ETA-VLA: Efficient Token Adaptation via Temporal Fusion and Intra-LLM Sparsification for Vision-Language-Action Models
Summary: arXiv:2603.25766v1 Announce Type: cross
Abstract
The integration of Vision-Language-Action (VLA) models into autonomous driving systems offers a unified framework for interpreting complex scenes and executing control commands. However, the necessity to incorporate historical multi-view frames for accurate temporal reasoning imposes a severe computational burden, primarily driven by the quadratic complexity of self-attention mechanisms in Large Language Models (LLMs).
Introduction
In recent years, advancements in artificial intelligence have paved the way for the development of sophisticated autonomous driving systems. The convergence of vision, language, and action into a cohesive framework has led to the rise of Vision-Language-Action (VLA) models. These models are instrumental in interpreting intricate visual scenes and translating them into actionable commands for vehicles.
Challenges in VLA Models
Despite the promising capabilities of VLA models, they face significant challenges, particularly in terms of computational efficiency. One of the primary issues lies in the requirement to process historical multi-view frames, which is essential for achieving accurate temporal reasoning. The reliance on self-attention mechanisms within Large Language Models (LLMs) introduces quadratic complexity, resulting in substantial computational demands.
Proposed Solution: ETA-VLA
To address these challenges, we introduce ETA-VLA, an Efficient Token Adaptation framework specifically designed for VLA models. This innovative approach processes the past n frames of multi-view images and incorporates a novel Intra-LLM Sparse Aggregator (ILSA). The ILSA mechanism draws inspiration from the way human drivers allocate their attention, allowing the system to dynamically identify and prune redundant visual tokens based on textual queries and temporal consistency.
Key Features of ETA-VLA
- Text-Guided Scoring Mechanism: This mechanism aids in evaluating the importance of visual tokens, ensuring that only the most relevant information is retained for processing.

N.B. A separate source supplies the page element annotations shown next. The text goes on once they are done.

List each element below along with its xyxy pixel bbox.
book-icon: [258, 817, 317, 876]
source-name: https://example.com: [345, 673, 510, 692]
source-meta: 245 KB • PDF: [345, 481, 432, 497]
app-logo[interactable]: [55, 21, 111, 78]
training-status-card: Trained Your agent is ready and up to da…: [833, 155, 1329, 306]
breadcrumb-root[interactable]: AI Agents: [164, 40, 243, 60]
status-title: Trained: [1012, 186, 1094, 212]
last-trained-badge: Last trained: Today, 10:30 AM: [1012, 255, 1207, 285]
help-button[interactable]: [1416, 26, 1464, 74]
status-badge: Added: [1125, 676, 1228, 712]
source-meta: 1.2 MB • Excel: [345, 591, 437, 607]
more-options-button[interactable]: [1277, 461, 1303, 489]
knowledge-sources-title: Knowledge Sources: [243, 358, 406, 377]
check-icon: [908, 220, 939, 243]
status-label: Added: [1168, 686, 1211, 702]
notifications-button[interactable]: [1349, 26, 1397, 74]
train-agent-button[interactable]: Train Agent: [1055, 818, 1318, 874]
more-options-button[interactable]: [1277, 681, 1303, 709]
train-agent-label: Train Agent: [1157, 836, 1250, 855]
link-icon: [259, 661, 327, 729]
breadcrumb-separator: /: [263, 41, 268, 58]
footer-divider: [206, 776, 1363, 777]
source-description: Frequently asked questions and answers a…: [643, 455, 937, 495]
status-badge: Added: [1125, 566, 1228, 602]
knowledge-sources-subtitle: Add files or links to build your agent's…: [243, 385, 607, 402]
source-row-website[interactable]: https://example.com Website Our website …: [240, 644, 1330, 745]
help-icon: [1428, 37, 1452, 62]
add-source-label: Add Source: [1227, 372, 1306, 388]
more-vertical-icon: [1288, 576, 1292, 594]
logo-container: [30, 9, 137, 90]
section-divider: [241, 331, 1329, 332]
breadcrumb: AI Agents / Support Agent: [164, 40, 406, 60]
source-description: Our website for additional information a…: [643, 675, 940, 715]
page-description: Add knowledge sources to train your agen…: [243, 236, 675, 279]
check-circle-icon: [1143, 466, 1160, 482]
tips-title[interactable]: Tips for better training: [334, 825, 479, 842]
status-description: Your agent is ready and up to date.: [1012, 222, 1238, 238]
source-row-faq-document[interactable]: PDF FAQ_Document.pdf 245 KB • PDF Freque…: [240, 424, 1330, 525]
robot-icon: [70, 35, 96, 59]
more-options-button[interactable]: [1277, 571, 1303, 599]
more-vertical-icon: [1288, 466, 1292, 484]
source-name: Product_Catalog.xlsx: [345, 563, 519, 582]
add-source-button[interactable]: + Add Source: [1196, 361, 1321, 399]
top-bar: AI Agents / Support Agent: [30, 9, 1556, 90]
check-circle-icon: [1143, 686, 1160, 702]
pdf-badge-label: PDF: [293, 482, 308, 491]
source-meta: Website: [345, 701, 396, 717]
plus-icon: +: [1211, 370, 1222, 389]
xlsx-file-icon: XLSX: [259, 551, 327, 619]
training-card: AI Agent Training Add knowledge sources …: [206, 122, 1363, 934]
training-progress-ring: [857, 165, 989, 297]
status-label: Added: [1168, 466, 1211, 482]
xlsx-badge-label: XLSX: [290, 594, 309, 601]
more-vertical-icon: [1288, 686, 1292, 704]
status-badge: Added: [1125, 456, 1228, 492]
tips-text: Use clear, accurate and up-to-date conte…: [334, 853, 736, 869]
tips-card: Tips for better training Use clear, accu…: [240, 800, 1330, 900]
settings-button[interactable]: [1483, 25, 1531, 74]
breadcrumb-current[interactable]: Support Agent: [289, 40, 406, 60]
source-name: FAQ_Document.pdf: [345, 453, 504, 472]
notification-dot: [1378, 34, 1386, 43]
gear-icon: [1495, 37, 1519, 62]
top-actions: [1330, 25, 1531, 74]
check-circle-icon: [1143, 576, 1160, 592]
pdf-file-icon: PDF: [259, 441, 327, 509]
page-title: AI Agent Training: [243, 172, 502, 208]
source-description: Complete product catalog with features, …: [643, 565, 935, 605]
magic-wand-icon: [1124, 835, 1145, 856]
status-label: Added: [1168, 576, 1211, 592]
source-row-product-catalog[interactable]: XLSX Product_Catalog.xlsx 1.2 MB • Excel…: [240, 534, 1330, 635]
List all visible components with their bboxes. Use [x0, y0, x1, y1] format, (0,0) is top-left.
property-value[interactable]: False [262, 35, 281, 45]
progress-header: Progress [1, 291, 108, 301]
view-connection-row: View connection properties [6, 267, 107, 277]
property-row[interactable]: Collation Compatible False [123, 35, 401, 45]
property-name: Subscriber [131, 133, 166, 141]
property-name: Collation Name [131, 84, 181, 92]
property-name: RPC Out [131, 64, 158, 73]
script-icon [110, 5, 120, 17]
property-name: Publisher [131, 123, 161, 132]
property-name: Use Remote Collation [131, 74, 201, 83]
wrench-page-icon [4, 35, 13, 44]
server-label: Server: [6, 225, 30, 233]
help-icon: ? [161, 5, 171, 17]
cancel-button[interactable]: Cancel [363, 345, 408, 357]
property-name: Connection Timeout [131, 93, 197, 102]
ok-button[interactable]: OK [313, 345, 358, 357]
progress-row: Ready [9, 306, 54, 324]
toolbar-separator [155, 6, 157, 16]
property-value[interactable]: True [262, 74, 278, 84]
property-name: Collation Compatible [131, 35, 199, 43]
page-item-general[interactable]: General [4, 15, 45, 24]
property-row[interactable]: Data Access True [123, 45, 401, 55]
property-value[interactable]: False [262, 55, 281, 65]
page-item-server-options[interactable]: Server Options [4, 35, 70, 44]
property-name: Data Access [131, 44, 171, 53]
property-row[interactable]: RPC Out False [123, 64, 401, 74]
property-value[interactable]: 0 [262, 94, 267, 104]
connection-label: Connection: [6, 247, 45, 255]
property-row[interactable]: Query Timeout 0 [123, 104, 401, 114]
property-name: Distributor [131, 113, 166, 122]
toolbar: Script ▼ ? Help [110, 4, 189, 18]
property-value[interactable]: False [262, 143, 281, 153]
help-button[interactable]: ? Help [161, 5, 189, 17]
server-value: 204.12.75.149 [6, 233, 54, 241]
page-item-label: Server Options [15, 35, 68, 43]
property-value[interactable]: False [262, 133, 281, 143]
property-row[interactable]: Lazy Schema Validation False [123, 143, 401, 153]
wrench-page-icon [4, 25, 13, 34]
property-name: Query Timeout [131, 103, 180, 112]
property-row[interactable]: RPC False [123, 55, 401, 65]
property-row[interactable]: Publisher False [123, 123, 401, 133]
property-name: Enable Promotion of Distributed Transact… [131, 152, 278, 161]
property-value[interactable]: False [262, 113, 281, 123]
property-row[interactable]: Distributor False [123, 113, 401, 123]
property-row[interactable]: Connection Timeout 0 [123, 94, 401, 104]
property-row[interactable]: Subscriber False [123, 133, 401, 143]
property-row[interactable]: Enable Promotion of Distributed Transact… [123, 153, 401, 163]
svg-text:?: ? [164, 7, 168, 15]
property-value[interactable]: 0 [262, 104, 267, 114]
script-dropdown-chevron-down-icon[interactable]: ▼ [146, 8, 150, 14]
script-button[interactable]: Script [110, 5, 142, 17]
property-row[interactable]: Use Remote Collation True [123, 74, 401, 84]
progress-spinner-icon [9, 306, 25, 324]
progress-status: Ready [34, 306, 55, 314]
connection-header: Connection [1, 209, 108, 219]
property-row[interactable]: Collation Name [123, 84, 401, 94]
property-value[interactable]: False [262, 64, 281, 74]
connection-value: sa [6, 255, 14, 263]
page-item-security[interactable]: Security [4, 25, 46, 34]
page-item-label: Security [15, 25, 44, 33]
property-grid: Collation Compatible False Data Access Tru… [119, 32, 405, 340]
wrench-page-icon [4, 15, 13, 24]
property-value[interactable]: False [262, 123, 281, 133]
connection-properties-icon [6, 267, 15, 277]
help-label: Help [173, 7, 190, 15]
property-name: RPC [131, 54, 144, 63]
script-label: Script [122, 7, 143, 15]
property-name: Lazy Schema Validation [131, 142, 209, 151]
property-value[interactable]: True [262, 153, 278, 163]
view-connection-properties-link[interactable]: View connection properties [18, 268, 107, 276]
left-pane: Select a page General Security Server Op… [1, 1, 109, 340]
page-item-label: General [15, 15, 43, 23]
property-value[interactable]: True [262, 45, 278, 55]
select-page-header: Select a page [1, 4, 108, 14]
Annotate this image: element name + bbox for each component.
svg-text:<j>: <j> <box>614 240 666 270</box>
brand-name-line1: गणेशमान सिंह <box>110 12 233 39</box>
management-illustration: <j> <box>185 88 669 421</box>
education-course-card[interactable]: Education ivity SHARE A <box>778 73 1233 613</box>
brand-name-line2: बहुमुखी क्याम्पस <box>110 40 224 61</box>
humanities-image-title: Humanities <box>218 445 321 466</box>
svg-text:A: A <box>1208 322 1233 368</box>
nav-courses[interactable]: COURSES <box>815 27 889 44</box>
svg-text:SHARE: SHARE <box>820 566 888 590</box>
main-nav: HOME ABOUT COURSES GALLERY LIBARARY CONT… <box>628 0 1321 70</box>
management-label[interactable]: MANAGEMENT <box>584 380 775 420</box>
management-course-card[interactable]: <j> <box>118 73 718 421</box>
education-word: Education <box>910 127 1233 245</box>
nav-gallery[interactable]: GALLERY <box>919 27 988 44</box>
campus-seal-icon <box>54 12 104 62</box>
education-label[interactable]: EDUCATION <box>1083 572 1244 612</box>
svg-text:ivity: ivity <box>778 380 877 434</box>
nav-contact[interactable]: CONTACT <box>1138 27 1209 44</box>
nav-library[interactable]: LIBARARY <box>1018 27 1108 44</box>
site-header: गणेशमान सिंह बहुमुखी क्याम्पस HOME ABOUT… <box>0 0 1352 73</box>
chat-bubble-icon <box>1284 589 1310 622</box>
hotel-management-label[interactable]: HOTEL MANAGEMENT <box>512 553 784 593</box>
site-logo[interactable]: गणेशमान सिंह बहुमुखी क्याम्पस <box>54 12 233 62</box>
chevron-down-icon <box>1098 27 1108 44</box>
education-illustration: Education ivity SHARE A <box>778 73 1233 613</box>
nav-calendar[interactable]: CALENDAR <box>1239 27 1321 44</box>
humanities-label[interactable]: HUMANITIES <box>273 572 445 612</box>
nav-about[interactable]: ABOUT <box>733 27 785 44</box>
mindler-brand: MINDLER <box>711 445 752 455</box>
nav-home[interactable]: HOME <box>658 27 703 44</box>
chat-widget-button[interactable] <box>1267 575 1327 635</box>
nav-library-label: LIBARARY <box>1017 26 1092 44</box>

- Diversity-Preserving Sparsification Strategy: By selecting a sparse subset of critical tokens, ETA-VLA guarantees a comprehensive understanding of the driving scene while minimizing computational overhead.
- Extensive Experimentation: Our experiments conducted on the NAVSIM v2 benchmark demonstrate that ETA-VLA achieves driving performance on par with state-of-the-art baselines.
Results
The results of our evaluations are promising. ETA-VLA manages to reduce computational FLOPs by approximately 32%, while notably pruning 85% of visual tokens. This leads to a reduction in inference FLOPs by 61%, all while maintaining a remarkable 94% of the original accuracy on the NAVSIM v2 benchmark.
Conclusion
ETA-VLA represents a significant advancement in the field of autonomous driving systems, combining the strengths of VLA models with efficient token adaptation techniques. By minimizing computational demands while preserving accuracy, this framework holds great potential for enhancing the performance and feasibility of future autonomous applications.